Have Donald Trump and Jarryd Hayne ever been seen in the same room?
Apart from the orange bouffant hair, the pursed lips and fake tan, the 45th President of the United States of America and the Gold Coast Titans fullback are eerily starting to sound like the same person.
Just like Trump, Hayne doesn't let his performances do the talking any longer: he lets his Twitter account do it for him.
A day after the Titans' uninspiring 32-18 loss to the Roosters at home on Saturday, Hayne whipped out his smart phone and took aim at a Fairfax Media report about him being fined for his poor attitude at training during the summer.
He also labelled reporters as "grubs" and took aim at others for their "putrid, disgraceful journalism". Just to clarify, this was Hayne tweeting, not Trump.
The relationship between Hayne and the media has been fraying for a year or so now.
He took umbrage at one reporter claiming he'd already agreed to play for the Roosters when Hayne was still playing for the San Francisco 49ers in the NFL, and has been cranky with the media ever since.
When Hayne signed with the Titans midway through last year, he declared the press was more about "selling newspapers" and no longer about "telling the truth". Hayne prefers to read less fictional publications, like the Bible.
Of course, it's all good banter that keeps the rugby league world spinning. But Jarryd Hayne is not the media's problem. He's Neil Henry's problem. And it's already obvious, after just one round, that the problem is there.
It's also clear that a power struggle is already at play between superstar player and coach and there's a whole graveyard of former Parramatta coaches out there smiling and nodding and telling Henry: "Welcome to the jungle, baby. Welcome to the jungle".
Following Hayne's humble advice on Twitter about journalistic standards, we called the Titans and asked if they could shed some light on the training indiscretion in question. We're not into fake news. We've no truck with alternative facts. We want the truth and the best we could prise out of them was this …
Before Christmas, at the end of a week of pre-season training, the players decided they had failed to meet the standards they'd set for themselves, and agreed to have an additional session. This happens in footy all the time.
Hayne, though, wanted to fly to Sydney to have some treatment on an injury. The Titans could not confirm what the injury was. Why Hayne would require treatment in Sydney, only he knows.

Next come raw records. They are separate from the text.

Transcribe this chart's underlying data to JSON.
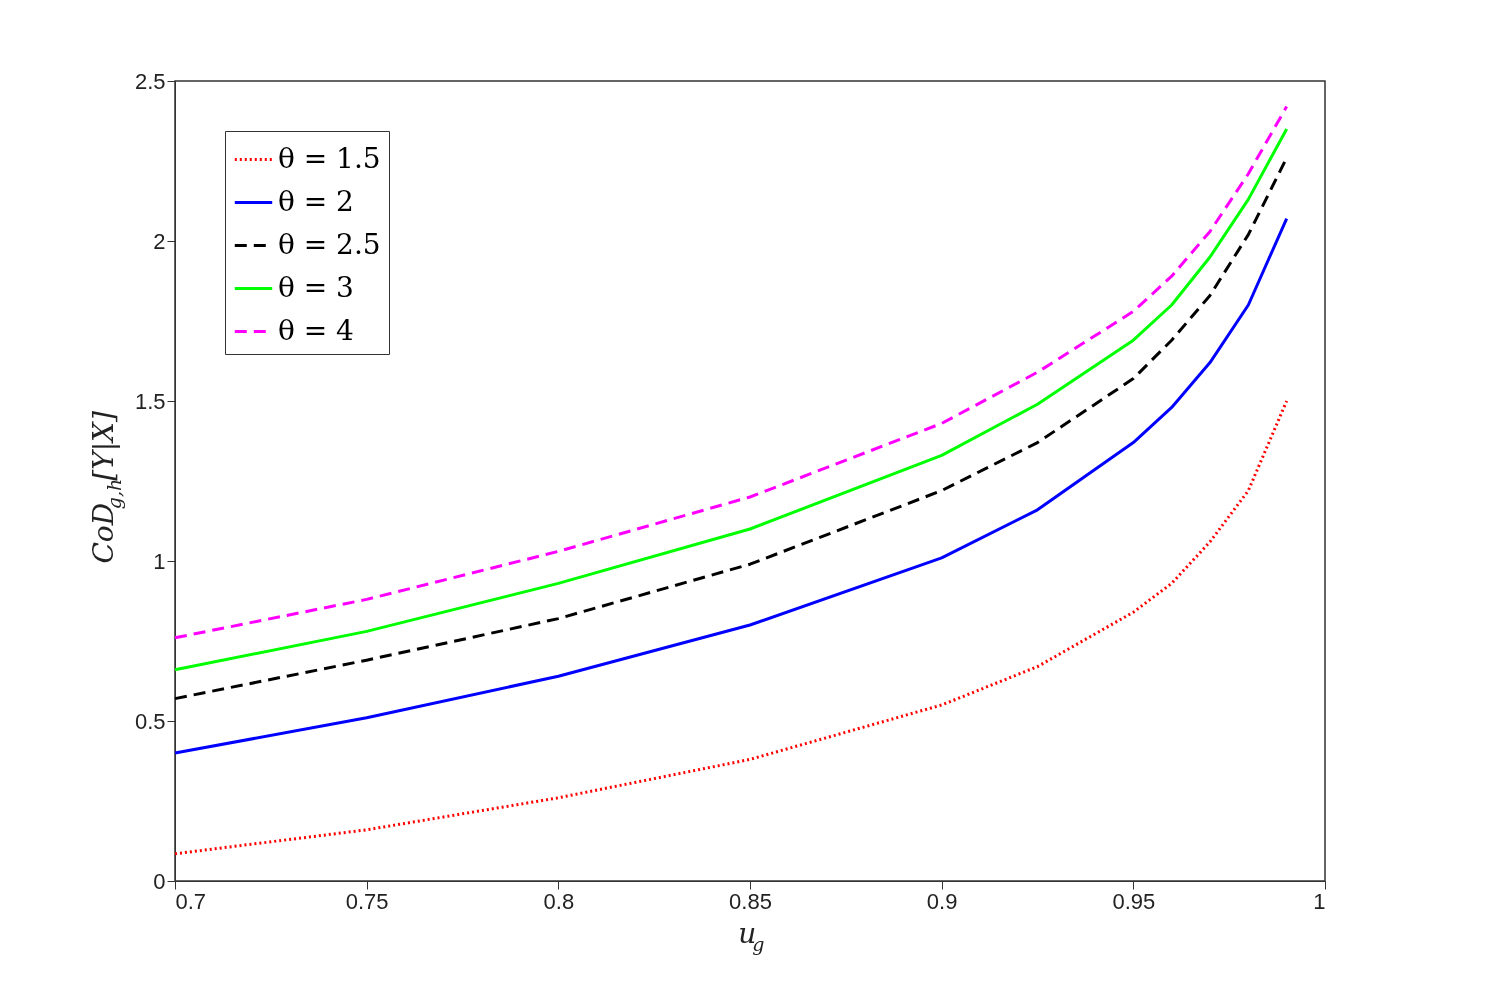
{
  "chart_data": {
    "type": "line",
    "xlabel": "u$_{g}$",
    "ylabel": "CoD$_{g,h}$[Y|X]",
    "x": [
      0.7,
      0.75,
      0.8,
      0.85,
      0.9,
      0.925,
      0.95,
      0.96,
      0.97,
      0.98,
      0.99
    ],
    "series": [
      {
        "name": "θ = 1.5",
        "color": "#ff0000",
        "line_style": "dotted",
        "values": [
          0.085,
          0.16,
          0.26,
          0.38,
          0.55,
          0.67,
          0.84,
          0.93,
          1.06,
          1.22,
          1.5
        ]
      },
      {
        "name": "θ = 2",
        "color": "#0000ff",
        "line_style": "solid",
        "values": [
          0.4,
          0.51,
          0.64,
          0.8,
          1.01,
          1.16,
          1.37,
          1.48,
          1.62,
          1.8,
          2.07
        ]
      },
      {
        "name": "θ = 2.5",
        "color": "#000000",
        "line_style": "dashed",
        "values": [
          0.57,
          0.69,
          0.82,
          0.99,
          1.22,
          1.37,
          1.57,
          1.69,
          1.83,
          2.02,
          2.26
        ]
      },
      {
        "name": "θ = 3",
        "color": "#00ff00",
        "line_style": "solid",
        "values": [
          0.66,
          0.78,
          0.93,
          1.1,
          1.33,
          1.49,
          1.69,
          1.8,
          1.95,
          2.13,
          2.35
        ]
      },
      {
        "name": "θ = 4",
        "color": "#ff00ff",
        "line_style": "dashed",
        "values": [
          0.76,
          0.88,
          1.03,
          1.2,
          1.43,
          1.59,
          1.78,
          1.89,
          2.03,
          2.21,
          2.42
        ]
      }
    ],
    "xlim": [
      0.7,
      1
    ],
    "xticks": [
      0.7,
      0.75,
      0.8,
      0.85,
      0.9,
      0.95,
      1
    ],
    "ylim": [
      0,
      2.5
    ],
    "yticks": [
      0,
      0.5,
      1,
      1.5,
      2,
      2.5
    ],
    "grid": false,
    "legend": "top left",
    "marker": "none"
  }
}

He has a coterie of people and professionals that he trusts implicitly and that's fine, but the fact he would go behind Henry's back and instead ask permission from one of the captains, either Ryan James or Kevin Proctor – again, the Titans could not confirm which one gave him approval – speaks volumes.
Hayne's tweet on Sunday night calling out Henry for fining him is disrespectful to the coach. His tweet about "loose lips" is a barely veiled pointing-of-the-finger at his own club, coaching staff and teammates for leaking the story to the press. Hardly great for team harmony so early into the season.
There's already a fear that Hayne's move to the Gold Coast will end like most Schoolies Weeks on the holiday strip – in tears.
Midway through last year, Hayne signed a $2.4 million deal and was instantly declared by local media as the "God of the Gold Coast" who could generate millions of dollars for a club desperate to rebuild. When he kicked a match-winning field goal against the Wests Tigers soon after and stretched out his arms like Jesus on the cross, it seemed like a fitting description.
But since that one moment of brilliance, Hayne has been a sideshow, from him hanging out with underworld figures to his declaration at the Auckland Nines that he may just join Ben Barba playing rugby in France next year instead of exercising an option to stay at the Titans.
Chief executive Graham Annesley and Henry have done an exceptional job in dragging the Titans back from the brink; from voluntary administration to cocaine scandals to Daly Cherry-Evans' reneging on his agreement to join the club at the final hour.
They cannot let it be undone by a player who really needs to shut up, put his phone away, and start reminding us why he is the best player in the game – when he decides he wants to be.